PETALING JAYA: Postpaid services are expected to remain the key growth driver for Malaysia’s mobile network operators (MNOs), supported by continued subscriber migration from prepaid plans as operators focus on higher-value, more stable customer segments.
In a report, Kenanga Research said this structural shift is being driven by ongoing upselling initiatives, the rollout of converged offerings, and rising consumer purchasing power as Malaysia’s economy matures.
“The trend is already evident,” the research house said.
“Over the financial year 2023 (FY23) to FY25, postpaid service revenue recorded a two-year compound annual growth rate of 3.7% for Maxis Bhd
and 3.3% for CelcomDigi Bhd
.
“Prepaid service revenue, meanwhile, declined by 3.4% and 4%, respectively, over the same period,” the research house noted in a report.
The transition reflects MNOs’ strategic focus to lock in stickier postpaid subscribers to support average revenue per user growth and revenue stability.
“It also reduces exposure to the highly competitive prepaid segment, where low entry barriers result in intense price competition,” Kenanga Research said.
“Although Malaysia’s total mobile subscriber base remained broadly stable at approximately 49.7 million to 50.1 million between 2023 and 2025, the composition of subscribers has shifted steadily towards postpaid services.
“Postpaid subscribers increased from 14.8 million in 2023 to 16.9 million in 2025, raising their share of the total subscriber base from 29.6% to 33.8%.
“In contrast, the prepaid subscriber base declined by more than 2.4 million over the same period.”
However, Kenanga Research kept its “neutral” view on the sector.
This is as sentiment remains weighed down by lingering uncertainties over Digital Nasional Bhd’s (DNB) ownership transition to MNOs, which will cloud the outlook for earnings, capital expenditure and dividends.
The research house expects DNB’s privatisation to be completed soon.
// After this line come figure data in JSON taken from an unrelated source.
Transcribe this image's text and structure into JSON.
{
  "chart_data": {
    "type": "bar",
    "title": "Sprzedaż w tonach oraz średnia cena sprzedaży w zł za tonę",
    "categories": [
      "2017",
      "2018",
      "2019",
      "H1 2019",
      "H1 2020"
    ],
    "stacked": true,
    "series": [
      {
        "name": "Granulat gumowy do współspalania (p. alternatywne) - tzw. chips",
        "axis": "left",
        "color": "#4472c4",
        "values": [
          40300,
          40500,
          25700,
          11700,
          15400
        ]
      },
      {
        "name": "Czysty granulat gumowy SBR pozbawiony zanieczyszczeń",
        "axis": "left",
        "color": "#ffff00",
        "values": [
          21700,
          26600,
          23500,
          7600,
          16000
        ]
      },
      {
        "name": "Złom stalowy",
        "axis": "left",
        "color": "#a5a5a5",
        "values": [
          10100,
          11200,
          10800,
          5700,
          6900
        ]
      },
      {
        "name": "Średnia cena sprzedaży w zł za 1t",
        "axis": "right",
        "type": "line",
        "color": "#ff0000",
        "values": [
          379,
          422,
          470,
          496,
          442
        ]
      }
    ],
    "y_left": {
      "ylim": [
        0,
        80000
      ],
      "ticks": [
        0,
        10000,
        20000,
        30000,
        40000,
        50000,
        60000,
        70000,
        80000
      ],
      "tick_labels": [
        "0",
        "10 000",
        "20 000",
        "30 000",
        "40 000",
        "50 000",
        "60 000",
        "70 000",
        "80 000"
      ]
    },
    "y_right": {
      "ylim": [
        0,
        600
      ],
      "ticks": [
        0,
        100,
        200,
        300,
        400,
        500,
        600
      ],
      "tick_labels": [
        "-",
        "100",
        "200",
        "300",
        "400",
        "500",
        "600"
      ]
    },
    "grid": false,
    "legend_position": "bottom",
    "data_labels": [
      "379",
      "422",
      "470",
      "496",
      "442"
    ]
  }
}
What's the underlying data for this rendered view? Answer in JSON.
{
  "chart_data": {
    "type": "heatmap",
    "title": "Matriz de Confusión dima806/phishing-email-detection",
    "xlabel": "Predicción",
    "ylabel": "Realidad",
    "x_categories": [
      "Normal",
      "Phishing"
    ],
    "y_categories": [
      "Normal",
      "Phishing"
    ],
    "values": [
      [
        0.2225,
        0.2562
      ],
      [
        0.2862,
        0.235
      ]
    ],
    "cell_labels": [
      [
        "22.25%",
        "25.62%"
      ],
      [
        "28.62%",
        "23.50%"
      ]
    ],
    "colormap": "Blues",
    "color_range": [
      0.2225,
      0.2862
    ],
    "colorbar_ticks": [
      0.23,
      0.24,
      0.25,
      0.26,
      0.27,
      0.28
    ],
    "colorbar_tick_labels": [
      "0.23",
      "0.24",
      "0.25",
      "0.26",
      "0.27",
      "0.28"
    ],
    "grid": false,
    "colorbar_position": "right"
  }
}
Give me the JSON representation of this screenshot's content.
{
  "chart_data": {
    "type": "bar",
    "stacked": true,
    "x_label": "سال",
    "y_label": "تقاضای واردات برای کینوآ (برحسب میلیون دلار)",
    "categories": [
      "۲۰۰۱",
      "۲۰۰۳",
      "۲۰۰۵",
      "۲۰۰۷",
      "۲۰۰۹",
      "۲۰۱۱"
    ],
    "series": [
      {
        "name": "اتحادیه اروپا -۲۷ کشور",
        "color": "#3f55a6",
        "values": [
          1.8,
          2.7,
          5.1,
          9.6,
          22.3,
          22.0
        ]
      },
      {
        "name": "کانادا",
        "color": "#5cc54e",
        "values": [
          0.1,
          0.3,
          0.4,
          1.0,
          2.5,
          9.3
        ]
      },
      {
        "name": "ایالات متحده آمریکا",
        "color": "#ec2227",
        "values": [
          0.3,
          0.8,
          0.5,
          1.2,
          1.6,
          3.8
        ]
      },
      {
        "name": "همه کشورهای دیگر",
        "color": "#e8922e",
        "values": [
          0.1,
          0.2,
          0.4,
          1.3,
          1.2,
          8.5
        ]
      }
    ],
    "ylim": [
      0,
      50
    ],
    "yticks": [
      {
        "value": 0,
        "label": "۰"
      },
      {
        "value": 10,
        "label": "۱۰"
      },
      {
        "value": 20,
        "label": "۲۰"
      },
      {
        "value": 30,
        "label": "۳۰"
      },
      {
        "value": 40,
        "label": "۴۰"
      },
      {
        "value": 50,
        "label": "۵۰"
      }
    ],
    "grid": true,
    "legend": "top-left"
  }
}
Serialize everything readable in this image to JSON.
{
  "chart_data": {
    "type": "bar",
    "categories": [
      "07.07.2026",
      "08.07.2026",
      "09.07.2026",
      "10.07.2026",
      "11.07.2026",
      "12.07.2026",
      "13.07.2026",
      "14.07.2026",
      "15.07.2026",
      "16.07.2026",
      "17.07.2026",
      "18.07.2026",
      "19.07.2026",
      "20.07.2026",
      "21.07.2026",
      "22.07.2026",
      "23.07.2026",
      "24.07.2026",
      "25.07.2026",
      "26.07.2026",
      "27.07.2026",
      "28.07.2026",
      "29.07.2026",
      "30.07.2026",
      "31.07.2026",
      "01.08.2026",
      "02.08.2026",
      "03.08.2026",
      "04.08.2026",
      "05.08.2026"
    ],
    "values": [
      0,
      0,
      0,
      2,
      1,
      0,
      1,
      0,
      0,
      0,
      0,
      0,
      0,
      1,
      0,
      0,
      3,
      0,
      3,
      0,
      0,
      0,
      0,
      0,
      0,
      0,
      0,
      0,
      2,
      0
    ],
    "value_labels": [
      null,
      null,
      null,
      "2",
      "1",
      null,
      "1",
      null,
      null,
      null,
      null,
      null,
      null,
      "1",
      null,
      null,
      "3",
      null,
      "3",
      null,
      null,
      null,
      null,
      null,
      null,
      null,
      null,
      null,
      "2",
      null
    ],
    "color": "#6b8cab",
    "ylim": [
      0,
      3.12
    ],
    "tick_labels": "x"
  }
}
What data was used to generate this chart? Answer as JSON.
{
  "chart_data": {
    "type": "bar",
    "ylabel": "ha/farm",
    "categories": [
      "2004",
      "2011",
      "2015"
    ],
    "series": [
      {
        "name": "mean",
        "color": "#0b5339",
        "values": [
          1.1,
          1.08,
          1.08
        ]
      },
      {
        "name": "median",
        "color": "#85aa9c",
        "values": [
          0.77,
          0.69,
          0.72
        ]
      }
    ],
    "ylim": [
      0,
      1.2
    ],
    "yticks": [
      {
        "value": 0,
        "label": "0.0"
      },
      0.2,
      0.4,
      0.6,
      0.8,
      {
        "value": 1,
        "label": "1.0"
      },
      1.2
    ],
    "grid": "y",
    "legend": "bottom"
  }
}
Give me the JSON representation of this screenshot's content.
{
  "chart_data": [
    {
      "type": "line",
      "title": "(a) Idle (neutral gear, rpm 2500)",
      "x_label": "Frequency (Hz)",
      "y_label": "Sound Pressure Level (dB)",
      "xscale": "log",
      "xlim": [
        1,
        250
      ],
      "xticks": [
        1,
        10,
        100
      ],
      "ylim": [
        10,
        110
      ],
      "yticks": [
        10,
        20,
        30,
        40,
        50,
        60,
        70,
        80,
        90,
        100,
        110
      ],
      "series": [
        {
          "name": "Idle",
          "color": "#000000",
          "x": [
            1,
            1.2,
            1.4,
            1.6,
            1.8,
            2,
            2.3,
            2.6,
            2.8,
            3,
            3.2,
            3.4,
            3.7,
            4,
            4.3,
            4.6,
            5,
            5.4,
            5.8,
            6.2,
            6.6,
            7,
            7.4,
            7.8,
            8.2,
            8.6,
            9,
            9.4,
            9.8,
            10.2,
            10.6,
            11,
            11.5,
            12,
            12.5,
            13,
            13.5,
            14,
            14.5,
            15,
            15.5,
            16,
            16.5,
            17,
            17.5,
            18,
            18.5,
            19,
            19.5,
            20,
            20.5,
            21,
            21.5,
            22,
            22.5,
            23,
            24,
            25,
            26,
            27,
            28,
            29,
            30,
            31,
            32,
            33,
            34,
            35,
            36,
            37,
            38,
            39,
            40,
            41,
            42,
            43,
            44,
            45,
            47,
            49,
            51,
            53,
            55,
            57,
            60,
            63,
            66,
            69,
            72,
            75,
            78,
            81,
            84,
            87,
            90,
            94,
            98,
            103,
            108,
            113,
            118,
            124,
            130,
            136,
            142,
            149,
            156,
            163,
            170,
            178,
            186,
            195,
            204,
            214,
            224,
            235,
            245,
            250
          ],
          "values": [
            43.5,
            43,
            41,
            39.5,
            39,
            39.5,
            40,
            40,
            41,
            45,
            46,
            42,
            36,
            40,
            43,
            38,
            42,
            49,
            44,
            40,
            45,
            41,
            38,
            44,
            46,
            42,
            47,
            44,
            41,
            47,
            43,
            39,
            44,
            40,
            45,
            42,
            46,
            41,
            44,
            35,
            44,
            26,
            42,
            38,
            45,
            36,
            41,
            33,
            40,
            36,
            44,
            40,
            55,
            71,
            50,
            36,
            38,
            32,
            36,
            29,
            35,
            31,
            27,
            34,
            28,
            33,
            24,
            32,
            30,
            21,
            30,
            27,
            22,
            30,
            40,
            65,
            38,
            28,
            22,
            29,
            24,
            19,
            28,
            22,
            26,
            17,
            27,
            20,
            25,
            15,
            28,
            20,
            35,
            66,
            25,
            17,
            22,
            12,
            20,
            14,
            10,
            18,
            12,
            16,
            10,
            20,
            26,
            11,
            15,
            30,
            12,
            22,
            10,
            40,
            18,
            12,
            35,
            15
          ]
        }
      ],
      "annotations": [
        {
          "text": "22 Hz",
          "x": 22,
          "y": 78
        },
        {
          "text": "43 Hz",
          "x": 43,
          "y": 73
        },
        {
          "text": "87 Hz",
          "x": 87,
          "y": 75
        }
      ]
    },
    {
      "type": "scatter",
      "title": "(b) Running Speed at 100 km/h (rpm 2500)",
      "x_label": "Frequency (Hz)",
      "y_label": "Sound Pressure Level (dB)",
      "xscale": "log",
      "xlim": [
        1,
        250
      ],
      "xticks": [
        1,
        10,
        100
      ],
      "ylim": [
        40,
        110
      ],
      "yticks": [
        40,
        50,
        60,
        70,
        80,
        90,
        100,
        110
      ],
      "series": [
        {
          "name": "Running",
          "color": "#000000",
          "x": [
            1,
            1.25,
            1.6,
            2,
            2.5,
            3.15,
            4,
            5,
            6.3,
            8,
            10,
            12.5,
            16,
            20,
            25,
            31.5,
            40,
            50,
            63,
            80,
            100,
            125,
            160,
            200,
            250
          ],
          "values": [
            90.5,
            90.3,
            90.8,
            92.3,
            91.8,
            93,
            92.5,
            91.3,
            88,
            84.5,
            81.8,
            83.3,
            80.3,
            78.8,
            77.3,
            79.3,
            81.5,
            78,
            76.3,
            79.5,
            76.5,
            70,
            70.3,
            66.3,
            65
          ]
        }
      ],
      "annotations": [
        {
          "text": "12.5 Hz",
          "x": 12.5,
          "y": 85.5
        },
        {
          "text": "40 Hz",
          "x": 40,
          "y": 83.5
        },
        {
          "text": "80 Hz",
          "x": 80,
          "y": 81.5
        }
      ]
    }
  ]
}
It expects cumulative shareholder advances from each MNO to rise to RM552mil.
This is following a recent capital call.
According to one analyst, DNB’s financial impact should become clearer in the second half of FY26 following the Finance Ministry’s (MoF) planned exit from the company.
The analyst noted that after the government’s exit, MNOs are expected to incorporate their share of DNB’s financial performance into their earnings through associate accounting from the second half of FY26.
Meanwhile, CIMB Research sees the industry’s mobile service revenue growing by 2% to 3% year-on-year in 2026 and 2027.
This is supported by ongoing market repair, as operators adopt more disciplined pricing strategies and focus on higher-value plans rather than competing aggressively on prices.
It said while the projected growth may not be exceptional, it would mark the strongest expansion in mobile service revenue since 2013, with the positive momentum expected to continue into 2027.
CIMB Research estimated that every one percentage point increase in mobile revenue growth, driven by pricing optimisation, could lift the core net profit of CelcomDigi and Maxis by approximately 3% to 5%.
“The latter cushions the impact from equity accounting for DNB’s net loss, underpinning resilient FY26 to FY27 core net profit for Maxis and continued growth for CelcomDigi.
“The MoF may complete the DNB share transfer to the telecommunications companies (telcos) possibly in the third quarter of FY26.
“We are projecting DNB’s net loss at RM700mil, RM500mil and RM300mil in FY26, FY27 and FY28, respectively, with half-year earnings impact for each telco in FY26,” CIMB Research added.
The research house has maintained its “overweight” call on the sector.
Telekom Malaysia Bhd
remains its top pick on expectations of capital structure optimisation.
It also favours CelcomDigi, citing its improving earnings outlook for FY26 to FY28 and attractive valuation.